What elevates the impressive feat of journalism into such a gripping performance is the same thing that turns a simple newspaper report into a great magazine piece: Mr. Daisey expertly constructs his story. He opens with an attention-grabbing scene: him in Hong Kong’s Chungking Mansions, a sort of black-market shopping mall, bonding with a gold-toothed phone-hacking over an ersatz iPhone. He then shifts to a warm account of his own fraught obsession with Apple. He weaves in the history of the company and of Jobs, tracking the CEO’s transition from “techno-liberatarian hippie” to “megalomaniacal asshole and kind of a tyrant.” And he layers in his own gonzo reporting among the workers of Shenzhen. He acknowledges Jobs’ recent death, but uses that news to underline his points, not as a reason to pull punches.

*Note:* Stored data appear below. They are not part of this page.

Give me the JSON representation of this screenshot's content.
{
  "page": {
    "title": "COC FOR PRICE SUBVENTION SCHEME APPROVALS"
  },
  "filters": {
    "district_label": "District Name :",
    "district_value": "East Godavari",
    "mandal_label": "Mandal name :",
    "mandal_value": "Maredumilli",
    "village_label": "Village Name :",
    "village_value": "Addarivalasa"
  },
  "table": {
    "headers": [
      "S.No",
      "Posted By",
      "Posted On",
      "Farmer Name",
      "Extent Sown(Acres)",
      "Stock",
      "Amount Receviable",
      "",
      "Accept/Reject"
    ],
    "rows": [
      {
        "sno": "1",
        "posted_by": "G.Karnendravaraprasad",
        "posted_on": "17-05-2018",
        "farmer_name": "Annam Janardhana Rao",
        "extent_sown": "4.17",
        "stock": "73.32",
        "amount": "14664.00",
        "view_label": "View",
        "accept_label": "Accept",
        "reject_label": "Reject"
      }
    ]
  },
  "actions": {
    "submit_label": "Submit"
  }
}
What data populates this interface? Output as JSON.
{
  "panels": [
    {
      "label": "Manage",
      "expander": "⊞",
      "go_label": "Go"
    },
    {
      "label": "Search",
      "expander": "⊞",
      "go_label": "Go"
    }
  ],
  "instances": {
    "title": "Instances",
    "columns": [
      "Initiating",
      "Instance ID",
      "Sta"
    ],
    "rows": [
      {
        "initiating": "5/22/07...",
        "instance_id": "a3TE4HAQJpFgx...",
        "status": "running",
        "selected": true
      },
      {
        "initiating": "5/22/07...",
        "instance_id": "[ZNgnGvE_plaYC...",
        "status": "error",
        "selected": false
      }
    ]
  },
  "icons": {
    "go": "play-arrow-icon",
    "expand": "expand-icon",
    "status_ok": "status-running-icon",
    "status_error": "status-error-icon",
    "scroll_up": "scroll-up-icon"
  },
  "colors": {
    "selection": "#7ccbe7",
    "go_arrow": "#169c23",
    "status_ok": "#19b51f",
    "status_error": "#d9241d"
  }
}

The Agony and the Ecstasy of Steve Jobs is a perfectly assembled, vividly performed act of advocacy journalism. It ends on a provocative point: Mr. Jobs could have changed manufacturing, could have used Apple’s power and his own charisma to demand better working conditions for the people making his products, but he chose not to. Now that we in the audience know the truth—that our phones and computers are made by overworked child laborers, virtual serfs—what will we choose?
You could take it as an indictment of our apathetic, consumerist society that the most urgent advocacy play to open in the last week was the one about Steve Jobs, not the one about Martin Luther King. You could blame that on America’s endemic historical amnesia, or on the vogueish but false idea that we’re in a post-race, post-rights era.